Proteomic Signatures of Neuropathological Alterations in Alzheimer's Disease: Insights from the Bio-Hermes Study

Large-scale plasma proteomics can capture molecular changes across the Alzheimers disease (AD) continuum and provide insight into biological mechanisms associated with AD pathology. We analysed the Bio-Hermes cohort (n = 961), with participants enrolled across 17 sites in the United States from April 2021 to November 2022. Participants were stratified by clinical status and amyloid PET scan-based Core1 biomarker status (CN Core1-, CN Core1+, MCI Core1+, and AD dementia Core1+).
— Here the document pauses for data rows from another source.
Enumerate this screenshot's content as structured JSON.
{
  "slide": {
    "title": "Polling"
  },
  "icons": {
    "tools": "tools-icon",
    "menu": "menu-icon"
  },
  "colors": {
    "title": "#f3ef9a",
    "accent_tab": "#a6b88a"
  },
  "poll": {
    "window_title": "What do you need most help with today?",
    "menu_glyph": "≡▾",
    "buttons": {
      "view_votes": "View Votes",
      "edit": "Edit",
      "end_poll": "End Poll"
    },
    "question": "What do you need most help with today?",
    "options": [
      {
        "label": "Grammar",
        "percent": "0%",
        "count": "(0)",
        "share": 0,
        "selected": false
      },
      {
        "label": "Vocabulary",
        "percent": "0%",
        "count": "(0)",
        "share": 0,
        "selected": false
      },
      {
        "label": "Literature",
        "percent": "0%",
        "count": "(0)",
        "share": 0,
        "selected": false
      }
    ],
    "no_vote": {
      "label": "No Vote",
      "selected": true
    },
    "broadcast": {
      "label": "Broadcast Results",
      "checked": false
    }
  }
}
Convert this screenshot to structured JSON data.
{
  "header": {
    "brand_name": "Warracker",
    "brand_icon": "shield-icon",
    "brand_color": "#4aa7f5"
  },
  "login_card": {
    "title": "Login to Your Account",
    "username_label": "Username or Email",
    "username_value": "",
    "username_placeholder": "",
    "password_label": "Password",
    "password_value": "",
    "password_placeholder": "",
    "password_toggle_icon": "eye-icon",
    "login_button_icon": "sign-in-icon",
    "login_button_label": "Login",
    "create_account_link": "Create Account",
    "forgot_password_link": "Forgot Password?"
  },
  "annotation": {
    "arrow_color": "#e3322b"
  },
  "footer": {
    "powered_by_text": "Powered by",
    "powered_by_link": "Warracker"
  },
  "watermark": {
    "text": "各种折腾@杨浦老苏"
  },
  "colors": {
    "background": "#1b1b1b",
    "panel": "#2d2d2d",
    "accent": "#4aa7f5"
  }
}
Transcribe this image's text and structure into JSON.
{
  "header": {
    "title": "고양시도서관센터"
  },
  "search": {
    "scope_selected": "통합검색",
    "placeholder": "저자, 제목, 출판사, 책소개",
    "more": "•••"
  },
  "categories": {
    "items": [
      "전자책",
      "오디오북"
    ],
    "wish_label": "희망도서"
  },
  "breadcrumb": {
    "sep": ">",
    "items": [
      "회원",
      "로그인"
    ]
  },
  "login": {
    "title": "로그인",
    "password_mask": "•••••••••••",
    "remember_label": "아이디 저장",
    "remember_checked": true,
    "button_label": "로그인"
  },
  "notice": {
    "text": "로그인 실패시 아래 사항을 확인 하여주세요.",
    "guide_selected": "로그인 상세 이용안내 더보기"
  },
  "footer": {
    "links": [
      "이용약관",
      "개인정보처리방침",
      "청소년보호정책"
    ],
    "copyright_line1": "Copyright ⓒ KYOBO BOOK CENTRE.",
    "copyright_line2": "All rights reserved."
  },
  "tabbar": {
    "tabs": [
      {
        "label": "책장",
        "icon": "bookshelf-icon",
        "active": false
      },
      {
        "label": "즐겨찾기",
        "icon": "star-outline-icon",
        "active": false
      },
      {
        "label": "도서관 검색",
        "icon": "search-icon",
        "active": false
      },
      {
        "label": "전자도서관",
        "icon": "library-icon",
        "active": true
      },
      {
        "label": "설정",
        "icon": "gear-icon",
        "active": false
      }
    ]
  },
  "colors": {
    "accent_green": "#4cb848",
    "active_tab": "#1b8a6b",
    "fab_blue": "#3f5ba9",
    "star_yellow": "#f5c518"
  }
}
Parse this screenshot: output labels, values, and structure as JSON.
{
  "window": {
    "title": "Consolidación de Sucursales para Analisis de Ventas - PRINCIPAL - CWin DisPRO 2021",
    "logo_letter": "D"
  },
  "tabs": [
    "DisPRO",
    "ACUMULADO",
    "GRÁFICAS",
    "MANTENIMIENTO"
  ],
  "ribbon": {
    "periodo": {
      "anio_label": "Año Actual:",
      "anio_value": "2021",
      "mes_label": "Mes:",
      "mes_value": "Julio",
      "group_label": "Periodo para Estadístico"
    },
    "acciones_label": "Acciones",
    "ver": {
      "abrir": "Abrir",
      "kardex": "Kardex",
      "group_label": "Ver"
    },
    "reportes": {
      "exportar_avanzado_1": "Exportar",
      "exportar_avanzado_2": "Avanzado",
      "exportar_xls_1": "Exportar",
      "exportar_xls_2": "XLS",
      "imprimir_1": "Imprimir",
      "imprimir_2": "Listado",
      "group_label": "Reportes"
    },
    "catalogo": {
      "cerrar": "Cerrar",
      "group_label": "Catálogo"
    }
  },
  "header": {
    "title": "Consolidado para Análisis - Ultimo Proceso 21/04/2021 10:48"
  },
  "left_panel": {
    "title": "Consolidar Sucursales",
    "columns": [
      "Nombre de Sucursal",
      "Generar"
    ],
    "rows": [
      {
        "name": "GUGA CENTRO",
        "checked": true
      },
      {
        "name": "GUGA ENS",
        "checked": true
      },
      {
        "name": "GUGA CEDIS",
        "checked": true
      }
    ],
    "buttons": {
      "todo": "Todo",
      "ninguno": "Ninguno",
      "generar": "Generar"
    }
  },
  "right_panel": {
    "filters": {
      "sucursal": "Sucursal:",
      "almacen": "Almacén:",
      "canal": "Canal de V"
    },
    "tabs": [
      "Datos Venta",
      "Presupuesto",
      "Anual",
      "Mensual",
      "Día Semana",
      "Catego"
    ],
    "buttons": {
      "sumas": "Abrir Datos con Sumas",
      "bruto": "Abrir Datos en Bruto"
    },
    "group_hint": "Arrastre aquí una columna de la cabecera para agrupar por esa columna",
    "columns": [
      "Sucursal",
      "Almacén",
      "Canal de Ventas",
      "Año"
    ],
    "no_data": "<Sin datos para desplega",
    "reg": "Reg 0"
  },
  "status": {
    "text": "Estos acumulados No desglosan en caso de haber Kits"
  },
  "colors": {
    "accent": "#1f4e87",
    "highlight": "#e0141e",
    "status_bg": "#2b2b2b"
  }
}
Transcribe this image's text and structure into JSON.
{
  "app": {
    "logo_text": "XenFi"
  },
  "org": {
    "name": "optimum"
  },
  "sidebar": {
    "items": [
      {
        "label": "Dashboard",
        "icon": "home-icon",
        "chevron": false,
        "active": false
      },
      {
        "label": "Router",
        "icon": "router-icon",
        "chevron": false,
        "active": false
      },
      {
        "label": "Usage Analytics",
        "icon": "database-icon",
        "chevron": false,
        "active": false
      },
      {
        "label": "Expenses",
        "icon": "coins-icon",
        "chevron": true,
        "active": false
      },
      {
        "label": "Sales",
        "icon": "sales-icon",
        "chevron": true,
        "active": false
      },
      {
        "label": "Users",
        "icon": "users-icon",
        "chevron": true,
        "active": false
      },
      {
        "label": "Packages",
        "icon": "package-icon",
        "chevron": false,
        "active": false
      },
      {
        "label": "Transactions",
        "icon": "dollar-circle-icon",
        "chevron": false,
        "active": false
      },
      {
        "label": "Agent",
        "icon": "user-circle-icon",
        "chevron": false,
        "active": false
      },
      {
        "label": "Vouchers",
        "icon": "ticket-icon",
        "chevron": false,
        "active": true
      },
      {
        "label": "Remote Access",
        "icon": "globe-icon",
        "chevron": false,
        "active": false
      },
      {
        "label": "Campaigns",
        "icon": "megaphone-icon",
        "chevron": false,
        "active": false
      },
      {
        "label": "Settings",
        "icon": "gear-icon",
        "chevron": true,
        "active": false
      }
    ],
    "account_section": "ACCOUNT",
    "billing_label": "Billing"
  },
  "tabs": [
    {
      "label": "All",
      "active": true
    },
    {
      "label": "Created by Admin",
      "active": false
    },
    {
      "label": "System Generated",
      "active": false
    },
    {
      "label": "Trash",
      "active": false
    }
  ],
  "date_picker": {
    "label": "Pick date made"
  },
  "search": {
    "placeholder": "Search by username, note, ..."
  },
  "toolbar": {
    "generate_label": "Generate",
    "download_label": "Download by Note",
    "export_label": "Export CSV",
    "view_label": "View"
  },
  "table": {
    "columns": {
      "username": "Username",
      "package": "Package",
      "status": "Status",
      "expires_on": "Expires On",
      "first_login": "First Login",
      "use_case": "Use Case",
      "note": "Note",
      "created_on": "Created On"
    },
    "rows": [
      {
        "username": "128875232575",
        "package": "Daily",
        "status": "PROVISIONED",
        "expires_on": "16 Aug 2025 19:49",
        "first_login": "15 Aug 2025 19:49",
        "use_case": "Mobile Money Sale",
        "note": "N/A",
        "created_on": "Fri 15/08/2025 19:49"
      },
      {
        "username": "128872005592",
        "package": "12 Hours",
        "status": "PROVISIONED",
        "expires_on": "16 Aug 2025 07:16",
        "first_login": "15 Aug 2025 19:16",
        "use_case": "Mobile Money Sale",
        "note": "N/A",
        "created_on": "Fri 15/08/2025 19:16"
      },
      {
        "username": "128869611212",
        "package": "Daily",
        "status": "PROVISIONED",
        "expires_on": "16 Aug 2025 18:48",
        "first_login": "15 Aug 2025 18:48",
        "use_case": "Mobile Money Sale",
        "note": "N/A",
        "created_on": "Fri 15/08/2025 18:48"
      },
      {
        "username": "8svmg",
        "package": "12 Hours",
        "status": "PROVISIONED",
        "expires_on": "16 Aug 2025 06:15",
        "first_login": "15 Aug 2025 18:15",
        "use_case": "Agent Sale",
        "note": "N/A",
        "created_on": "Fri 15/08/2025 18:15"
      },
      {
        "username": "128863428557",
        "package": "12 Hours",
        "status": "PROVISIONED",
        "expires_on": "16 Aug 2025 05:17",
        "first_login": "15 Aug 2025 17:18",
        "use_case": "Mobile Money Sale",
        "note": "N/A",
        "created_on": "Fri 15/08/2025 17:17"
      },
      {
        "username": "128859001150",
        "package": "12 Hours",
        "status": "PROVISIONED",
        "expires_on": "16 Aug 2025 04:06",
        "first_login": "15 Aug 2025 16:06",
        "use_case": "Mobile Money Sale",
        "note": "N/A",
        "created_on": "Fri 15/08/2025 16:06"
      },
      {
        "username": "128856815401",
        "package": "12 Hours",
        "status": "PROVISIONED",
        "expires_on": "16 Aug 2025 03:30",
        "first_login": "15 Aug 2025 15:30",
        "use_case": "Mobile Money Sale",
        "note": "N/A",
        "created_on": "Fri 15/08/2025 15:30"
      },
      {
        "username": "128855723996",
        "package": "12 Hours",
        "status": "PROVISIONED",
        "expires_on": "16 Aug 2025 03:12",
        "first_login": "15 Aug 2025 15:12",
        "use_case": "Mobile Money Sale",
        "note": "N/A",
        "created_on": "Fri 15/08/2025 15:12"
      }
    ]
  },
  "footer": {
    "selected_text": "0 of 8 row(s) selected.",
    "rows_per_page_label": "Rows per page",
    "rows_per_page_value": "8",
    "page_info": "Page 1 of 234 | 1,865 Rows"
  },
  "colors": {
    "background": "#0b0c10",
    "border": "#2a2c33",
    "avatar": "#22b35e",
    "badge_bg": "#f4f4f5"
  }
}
We performed differential abundance analyses across biologically defined contrasts, clustered proteins into co-expression networks, and evaluated protein panels to distinguish participants with biologically defined AD from amyloid-negative cognitively normal controls. We also used Mendelian randomization (MR) to assess genetic evidence for potential causal relationships with AD risk. The biologically defined contrast, Core1+ vs. CN Core1-, identified 69 differentially abundant proteins. Across AD stages, eight core proteins were consistently dysregulated from preclinical through prodromal and dementia phases, and three additional proteins emerged at MCI Core1+ and remained altered in AD dementia Core1+. We identified 29 co-expression modules, six of which varied significantly across the AD continuum. Among differential abundance proteins, ACHE ranked highest for distinguishing biologically defined AD from CN Core1-. Stage-specific protein panels improved the discriminatory performance for MCI Core1+ (AUC = 0.850) and AD dementia Core1+ (AUC = 0.856). MR provided genetic evidence consistent with an association between plasma ACHE abundance and AD risk. Plasma proteomics delineated a stage-spanning core signature across the AD continuum. These findings nominate co-expression modules and candidate proteins for further validation in early detection and AD screening.